Mining the aesthetic from the stuff of extraction
WWhen I think about SA art and mining, the drawings and paintings of Jeanette Unite in particular come to mind. Unite responds to what might be called the “aesthetics of mining” by discerning the beauty to be found amid heavy industry; at the same time, she offers a critique of the environmental damage, the violence and exploitation in which mining is imbricated.
Unite’s work presents an interesting counterpoint to that of Alexander Calvelli, which I discovered while travelling in the Harz region in central Germany. Calvelli’s exhibition WeltErbeBilder aus dem Harz (Images of World Heritage from Harz) is at Rammelsberg, where mining continued for more than a thousand years until 1988.
The title refers to Rammelsberg’s status as a Unesco world heritage project an unusual form of recognition for an industrial site which it shares with the nearby town of Goslar and the Upper Harz Water Management System, a vast but intricate system of dams, ditches and tunnels developed from the 16th century onwards to provide for an expanding network of mines.

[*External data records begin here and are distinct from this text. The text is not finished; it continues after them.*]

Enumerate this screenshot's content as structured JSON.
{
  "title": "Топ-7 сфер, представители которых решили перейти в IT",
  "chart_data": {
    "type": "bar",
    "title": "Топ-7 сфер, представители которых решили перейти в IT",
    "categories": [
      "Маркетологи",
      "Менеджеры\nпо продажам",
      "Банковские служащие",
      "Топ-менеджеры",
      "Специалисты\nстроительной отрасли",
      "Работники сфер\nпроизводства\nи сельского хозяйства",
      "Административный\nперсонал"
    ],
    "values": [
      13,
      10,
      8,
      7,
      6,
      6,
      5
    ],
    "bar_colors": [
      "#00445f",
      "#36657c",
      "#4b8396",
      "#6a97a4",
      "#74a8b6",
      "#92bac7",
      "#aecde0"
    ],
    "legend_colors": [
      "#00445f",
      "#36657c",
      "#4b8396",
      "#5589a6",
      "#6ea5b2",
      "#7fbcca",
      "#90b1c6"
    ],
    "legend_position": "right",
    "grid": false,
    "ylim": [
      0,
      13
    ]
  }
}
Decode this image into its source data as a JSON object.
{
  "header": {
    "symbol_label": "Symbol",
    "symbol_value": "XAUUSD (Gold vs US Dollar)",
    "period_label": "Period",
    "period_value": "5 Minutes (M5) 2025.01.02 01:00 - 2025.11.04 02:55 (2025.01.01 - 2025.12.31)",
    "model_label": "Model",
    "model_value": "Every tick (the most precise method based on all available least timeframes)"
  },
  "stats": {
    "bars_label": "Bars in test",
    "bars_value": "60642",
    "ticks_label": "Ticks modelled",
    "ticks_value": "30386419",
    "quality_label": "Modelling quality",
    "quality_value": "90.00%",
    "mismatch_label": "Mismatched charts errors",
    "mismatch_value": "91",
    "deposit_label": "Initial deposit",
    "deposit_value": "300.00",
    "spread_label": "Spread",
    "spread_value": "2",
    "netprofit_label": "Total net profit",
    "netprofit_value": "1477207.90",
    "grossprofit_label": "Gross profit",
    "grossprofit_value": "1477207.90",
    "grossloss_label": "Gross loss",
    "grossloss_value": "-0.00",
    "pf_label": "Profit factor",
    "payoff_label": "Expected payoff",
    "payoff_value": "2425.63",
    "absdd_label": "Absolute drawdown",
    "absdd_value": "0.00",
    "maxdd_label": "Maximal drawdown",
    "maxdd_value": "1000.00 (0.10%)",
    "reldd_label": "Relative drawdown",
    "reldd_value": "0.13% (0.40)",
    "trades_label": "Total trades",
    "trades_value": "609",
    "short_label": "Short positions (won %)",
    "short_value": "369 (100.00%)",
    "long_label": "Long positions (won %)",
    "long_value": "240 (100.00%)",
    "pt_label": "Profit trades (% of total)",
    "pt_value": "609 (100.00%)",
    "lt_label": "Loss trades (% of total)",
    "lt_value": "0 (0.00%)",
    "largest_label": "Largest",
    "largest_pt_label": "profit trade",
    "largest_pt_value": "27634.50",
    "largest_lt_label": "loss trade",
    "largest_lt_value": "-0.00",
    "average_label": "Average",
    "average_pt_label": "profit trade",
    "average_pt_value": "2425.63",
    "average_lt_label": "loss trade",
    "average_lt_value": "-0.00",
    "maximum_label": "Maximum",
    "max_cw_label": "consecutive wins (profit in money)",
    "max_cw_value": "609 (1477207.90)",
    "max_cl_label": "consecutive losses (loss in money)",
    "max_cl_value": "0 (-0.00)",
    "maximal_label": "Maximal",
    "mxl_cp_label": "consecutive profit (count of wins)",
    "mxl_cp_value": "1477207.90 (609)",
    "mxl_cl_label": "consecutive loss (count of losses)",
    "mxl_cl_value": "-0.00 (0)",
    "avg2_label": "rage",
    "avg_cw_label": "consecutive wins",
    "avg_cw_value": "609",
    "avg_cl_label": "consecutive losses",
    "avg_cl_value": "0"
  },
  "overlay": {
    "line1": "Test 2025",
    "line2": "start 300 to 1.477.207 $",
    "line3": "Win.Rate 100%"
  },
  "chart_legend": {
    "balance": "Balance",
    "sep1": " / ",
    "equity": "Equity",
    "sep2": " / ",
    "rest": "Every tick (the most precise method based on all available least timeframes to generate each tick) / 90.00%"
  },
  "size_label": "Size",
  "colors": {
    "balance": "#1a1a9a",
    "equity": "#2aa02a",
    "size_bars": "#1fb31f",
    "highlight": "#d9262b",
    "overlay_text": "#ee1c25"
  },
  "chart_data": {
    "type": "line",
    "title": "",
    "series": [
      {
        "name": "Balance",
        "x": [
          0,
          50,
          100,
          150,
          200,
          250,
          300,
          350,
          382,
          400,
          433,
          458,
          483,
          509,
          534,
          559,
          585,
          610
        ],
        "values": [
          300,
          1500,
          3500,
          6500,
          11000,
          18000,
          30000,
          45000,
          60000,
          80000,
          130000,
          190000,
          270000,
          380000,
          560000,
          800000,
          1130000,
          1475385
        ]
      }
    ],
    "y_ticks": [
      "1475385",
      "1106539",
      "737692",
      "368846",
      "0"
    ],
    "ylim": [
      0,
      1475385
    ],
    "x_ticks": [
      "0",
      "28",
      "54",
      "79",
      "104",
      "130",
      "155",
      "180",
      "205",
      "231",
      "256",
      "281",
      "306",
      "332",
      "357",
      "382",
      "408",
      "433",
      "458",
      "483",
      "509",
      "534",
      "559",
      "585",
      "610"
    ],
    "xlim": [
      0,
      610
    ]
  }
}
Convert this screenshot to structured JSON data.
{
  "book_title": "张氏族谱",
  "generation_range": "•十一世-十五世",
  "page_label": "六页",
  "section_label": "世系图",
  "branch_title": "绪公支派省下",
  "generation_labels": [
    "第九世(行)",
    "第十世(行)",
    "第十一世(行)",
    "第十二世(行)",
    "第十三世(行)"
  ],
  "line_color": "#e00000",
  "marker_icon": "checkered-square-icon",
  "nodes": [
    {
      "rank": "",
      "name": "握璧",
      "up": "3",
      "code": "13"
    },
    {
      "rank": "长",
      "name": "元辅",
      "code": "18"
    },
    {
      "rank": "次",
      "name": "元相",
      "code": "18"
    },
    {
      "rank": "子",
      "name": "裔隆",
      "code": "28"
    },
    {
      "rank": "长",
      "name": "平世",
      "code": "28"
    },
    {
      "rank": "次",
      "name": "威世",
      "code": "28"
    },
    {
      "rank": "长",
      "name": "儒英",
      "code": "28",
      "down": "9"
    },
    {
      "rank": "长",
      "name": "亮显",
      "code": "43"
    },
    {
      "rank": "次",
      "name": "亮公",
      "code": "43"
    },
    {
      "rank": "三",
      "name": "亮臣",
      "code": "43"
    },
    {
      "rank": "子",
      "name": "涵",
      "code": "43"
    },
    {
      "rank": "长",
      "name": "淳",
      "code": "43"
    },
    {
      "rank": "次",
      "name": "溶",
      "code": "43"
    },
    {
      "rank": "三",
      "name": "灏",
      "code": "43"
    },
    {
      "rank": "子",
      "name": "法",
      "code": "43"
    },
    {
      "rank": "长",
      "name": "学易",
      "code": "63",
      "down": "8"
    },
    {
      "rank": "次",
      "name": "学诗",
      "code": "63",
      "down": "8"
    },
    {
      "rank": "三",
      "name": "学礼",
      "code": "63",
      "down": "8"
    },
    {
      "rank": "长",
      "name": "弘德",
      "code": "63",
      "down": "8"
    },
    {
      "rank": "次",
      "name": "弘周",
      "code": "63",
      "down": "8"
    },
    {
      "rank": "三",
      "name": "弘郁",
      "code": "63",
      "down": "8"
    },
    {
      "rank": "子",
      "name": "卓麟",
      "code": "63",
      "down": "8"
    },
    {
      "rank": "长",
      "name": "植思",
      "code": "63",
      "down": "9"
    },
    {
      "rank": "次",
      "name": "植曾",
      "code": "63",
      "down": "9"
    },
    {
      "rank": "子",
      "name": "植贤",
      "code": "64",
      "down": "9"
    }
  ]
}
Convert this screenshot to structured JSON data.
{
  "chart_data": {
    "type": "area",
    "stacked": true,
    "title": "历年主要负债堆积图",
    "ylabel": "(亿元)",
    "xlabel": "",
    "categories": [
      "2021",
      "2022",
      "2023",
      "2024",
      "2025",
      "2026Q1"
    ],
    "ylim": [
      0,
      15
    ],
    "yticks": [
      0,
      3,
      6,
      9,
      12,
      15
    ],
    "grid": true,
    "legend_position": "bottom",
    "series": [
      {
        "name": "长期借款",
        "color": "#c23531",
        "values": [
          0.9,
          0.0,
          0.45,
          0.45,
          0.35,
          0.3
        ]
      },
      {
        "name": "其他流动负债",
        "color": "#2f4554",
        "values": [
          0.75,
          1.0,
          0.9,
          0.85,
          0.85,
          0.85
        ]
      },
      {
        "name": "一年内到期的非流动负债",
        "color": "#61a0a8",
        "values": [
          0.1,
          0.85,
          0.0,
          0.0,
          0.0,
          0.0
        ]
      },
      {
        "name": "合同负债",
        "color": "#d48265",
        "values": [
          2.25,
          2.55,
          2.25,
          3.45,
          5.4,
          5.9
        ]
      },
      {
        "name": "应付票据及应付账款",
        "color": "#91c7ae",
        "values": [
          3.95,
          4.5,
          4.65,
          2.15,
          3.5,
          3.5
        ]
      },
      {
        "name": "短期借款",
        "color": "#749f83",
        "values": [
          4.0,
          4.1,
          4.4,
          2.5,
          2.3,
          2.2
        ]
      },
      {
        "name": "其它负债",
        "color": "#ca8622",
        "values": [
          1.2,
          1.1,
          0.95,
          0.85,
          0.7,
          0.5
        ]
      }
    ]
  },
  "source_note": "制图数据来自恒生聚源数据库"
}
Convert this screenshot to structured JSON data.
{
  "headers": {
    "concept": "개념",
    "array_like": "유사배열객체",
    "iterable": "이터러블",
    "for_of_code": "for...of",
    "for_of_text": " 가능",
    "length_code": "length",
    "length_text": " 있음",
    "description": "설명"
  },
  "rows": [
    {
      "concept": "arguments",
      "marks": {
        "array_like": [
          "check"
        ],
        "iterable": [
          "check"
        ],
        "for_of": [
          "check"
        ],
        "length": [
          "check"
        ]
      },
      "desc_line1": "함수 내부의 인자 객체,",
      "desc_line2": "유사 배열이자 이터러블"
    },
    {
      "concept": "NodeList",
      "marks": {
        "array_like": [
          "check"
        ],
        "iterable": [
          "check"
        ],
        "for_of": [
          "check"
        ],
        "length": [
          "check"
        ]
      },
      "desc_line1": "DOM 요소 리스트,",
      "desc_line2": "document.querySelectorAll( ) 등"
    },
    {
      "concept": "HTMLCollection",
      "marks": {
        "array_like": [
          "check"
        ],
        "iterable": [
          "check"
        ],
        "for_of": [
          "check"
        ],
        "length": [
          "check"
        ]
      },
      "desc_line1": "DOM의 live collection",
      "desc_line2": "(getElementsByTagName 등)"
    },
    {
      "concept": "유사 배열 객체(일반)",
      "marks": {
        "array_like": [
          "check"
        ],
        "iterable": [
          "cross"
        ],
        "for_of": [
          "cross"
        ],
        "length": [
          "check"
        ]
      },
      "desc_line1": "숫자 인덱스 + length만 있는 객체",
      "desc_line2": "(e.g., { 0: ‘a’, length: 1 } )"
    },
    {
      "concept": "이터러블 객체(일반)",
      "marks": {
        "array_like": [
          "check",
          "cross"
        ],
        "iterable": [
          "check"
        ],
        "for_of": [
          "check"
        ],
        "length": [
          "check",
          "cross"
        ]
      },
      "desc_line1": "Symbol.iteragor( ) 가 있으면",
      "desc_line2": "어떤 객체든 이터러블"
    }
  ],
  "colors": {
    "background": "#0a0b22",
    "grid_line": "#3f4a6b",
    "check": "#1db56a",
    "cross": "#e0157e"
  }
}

Today these waterways complement the natural beauty of the region: huge pine forests cover rolling hills and low mountains. As you descend to the valleys, farmers’ fields stretch across the floodplains between tiny villages and larger towns old in story. It’s all very pleasing to the eye.
Slap-bang in the middle is Goslar, also full of history and impressive architecture, but basically a wealthy mining town; like Johannesburg, it owes its existence to the culmination of aeons of geological activity and the accidental discovery of mineral deposits. Evidence of ore mining in the Harz mountains dates back to Roman and Saxon times, but Goslar was founded in the 10th century as extraction from Rammelsberg began in earnest (first silver, then lead, copper and zinc).
This is where the comparison with Joburg falls flat: unlike the explosion of mining activity across SA’s highveld, the mines of the Harz region developed slowly over centuries, their scale limited by geography and by technological capacity even after the Industrial Revolution. When Johann Wolfgang von Goethe wrote lyrically about the mountains and people of Harz, he did so not as leisure traveller but as a commissioner of mines. He saw no contradiction then nor do Germans today.
Race and class politics prevent the figure of the British coal miner or the eGoli gold miner from being romanticised; not so with the cheery Harz miner, who is readily recruited into a cosy touristic image through the local phrase “Glück auf!”, which translates roughly to “Happy mining!”
It makes sense, then, that Calvelli sees little difference between portraying the heavy mining infrastructure of Harz and the quaint streets of its picturesque settlements. Both present varied colour palettes and pleasing geometries, and they are rendered in remarkable photorealistic detail.
In his previous work exploring the aesthetics of industry, Calvelli has renounced “ideology and interpretation”. This is less convincing. Rammelsberg’s distant past is one thing, but not too long ago it was central to the vision of a man called Adolf Hitler.
The Führer had first encountered the mine as a Johnny-come-lately to politics, using it to advance his career; years later, as the Third Reich built its war machine, Rammelsberg received a rejuvenating boost. The spectre of Nazism suggests that not even Harz mining is free of ideology.